Concerns mounted yesterday over the Government process to appoint the chairperson of the new independent Policing Authority.
Dermot Walsh, a leading legal expert, said it was clear the process did not involve “transparent and competitive interview” by an independent body and said it seemed “heavily oriented towards secrecy and government control”.
The Irish Council for Civil Liberties called for “greater clarity” on the appointment procedure and said the authority “must not only be, but be seen to be, entirely independent”.
The Oireachtas Justice Committee, which published its final report on garda oversight reform yesterday, said “membership of the authority should be the responsibility of the Public Appointments Service”, whose recommendation should be accepted by the justice minister, save in exceptional circumstances.
The Association of Garda Sergeants and Inspectors said the appointment should be conducted “completely independently” by an outside body and should not be “a Government appointment”.
The Government placed an advertisement on the PAS website on Wednesday seeking expressions of interest for a chairperson-designate of the authority.
Under an accelerated appointment process:
- The deadline for expressions of interest is next Friday, October 17;
- The appointments service will not assemble a selection panel or conduct interviews with candidates;
- The service will not make recommendations to the minister;
- Consideration of applications will be made by the Government.
A Department of Justice spokeswoman told the Irish Examiner: “The Government will carefully consider expressions of interest received by October 17 and will make its nomination of the chairperson designate of the policing authority shortly thereafter.”
She said the timeline was to ensure the chairperson was in place to contribute to the establishment of the authority and take part in the selection process of the new garda commissioner.
She said the minister was confident the process of appointment was “open and transparent”. She said the PAS will “assess” whether or not applications meet the criteria set out.
Prof Walsh of the University of Kent said he was disappointed “the appointment process seems heavily orientated towards secrecy and government control”.
“It seems clear the process is not based on a transparent and competitive interview conducted by an independent body incorporating relevant expertise,” said Prof Walsh. “The appointment seems to be within the exclusive patronage of the Government.
“None of this sits easily with the concept of an independent police authority.

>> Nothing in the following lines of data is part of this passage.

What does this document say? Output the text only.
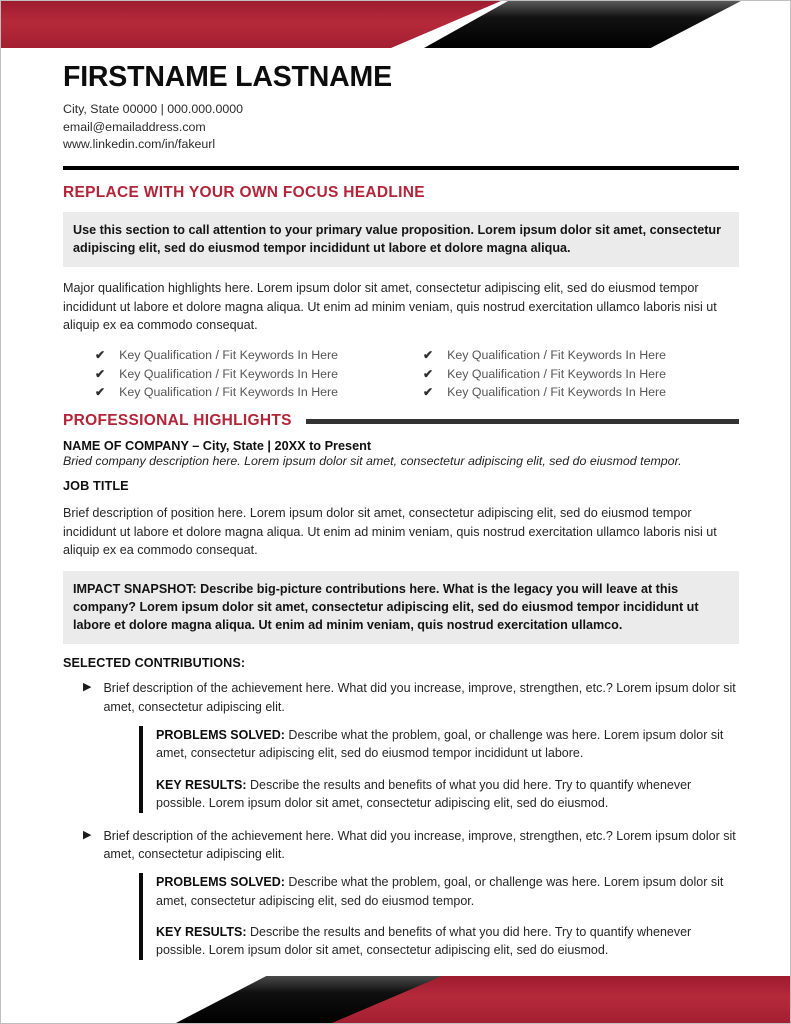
FIRSTNAME LASTNAME
City, State 00000 | 000.000.0000
email@emailaddress.com
www.linkedin.com/in/fakeurl
REPLACE WITH YOUR OWN FOCUS HEADLINE

Use this section to call attention to your primary value proposition. Lorem ipsum dolor sit amet, consectetur adipiscing elit, sed do eiusmod tempor incididunt ut labore et dolore magna aliqua.

Major qualification highlights here. Lorem ipsum dolor sit amet, consectetur adipiscing elit, sed do eiusmod tempor incididunt ut labore et dolore magna aliqua. Ut enim ad minim veniam, quis nostrud exercitation ullamco laboris nisi ut aliquip ex ea commodo consequat.

✔ Key Qualification / Fit Keywords In Here
✔ Key Qualification / Fit Keywords In Here
✔ Key Qualification / Fit Keywords In Here
✔ Key Qualification / Fit Keywords In Here
✔ Key Qualification / Fit Keywords In Here
✔ Key Qualification / Fit Keywords In Here
PROFESSIONAL HIGHLIGHTS

NAME OF COMPANY – City, State | 20XX to Present

Bried company description here. Lorem ipsum dolor sit amet, consectetur adipiscing elit, sed do eiusmod tempor.

JOB TITLE

Brief description of position here. Lorem ipsum dolor sit amet, consectetur adipiscing elit, sed do eiusmod tempor incididunt ut labore et dolore magna aliqua. Ut enim ad minim veniam, quis nostrud exercitation ullamco laboris nisi ut aliquip ex ea commodo consequat.

IMPACT SNAPSHOT: Describe big-picture contributions here. What is the legacy you will leave at this company? Lorem ipsum dolor sit amet, consectetur adipiscing elit, sed do eiusmod tempor incididunt ut labore et dolore magna aliqua. Ut enim ad minim veniam, quis nostrud exercitation ullamco.

SELECTED CONTRIBUTIONS:

▶ Brief description of the achievement here. What did you increase, improve, strengthen, etc.? Lorem ipsum dolor sit amet, consectetur adipiscing elit.

PROBLEMS SOLVED: Describe what the problem, goal, or challenge was here. Lorem ipsum dolor sit amet, consectetur adipiscing elit, sed do eiusmod tempor incididunt ut labore.

KEY RESULTS: Describe the results and benefits of what you did here. Try to quantify whenever possible. Lorem ipsum dolor sit amet, consectetur adipiscing elit, sed do eiusmod.

▶ Brief description of the achievement here. What did you increase, improve, strengthen, etc.? Lorem ipsum dolor sit amet, consectetur adipiscing elit.

PROBLEMS SOLVED: Describe what the problem, goal, or challenge was here. Lorem ipsum dolor sit amet, consectetur adipiscing elit, sed do eiusmod tempor.

KEY RESULTS: Describe the results and benefits of what you did here. Try to quantify whenever possible. Lorem ipsum dolor sit amet, consectetur adipiscing elit, sed do eiusmod.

I would much prefer to see an independent, transparent and competitive process overseen by an appropriate Oireachtas committee.”
ICCL director Mark Kelly welcomed efforts to involve the chairperson in the commissioner’s selection, but said “greater clarity” was required regarding the chair’s own appointment to ensure it was open and transparent.
Justice Committee chairman David Stanton said: “Membership of the authority should be the responsibility of the PAS.
“We want to make sure no charge could be made against a member that you are a political appointee.”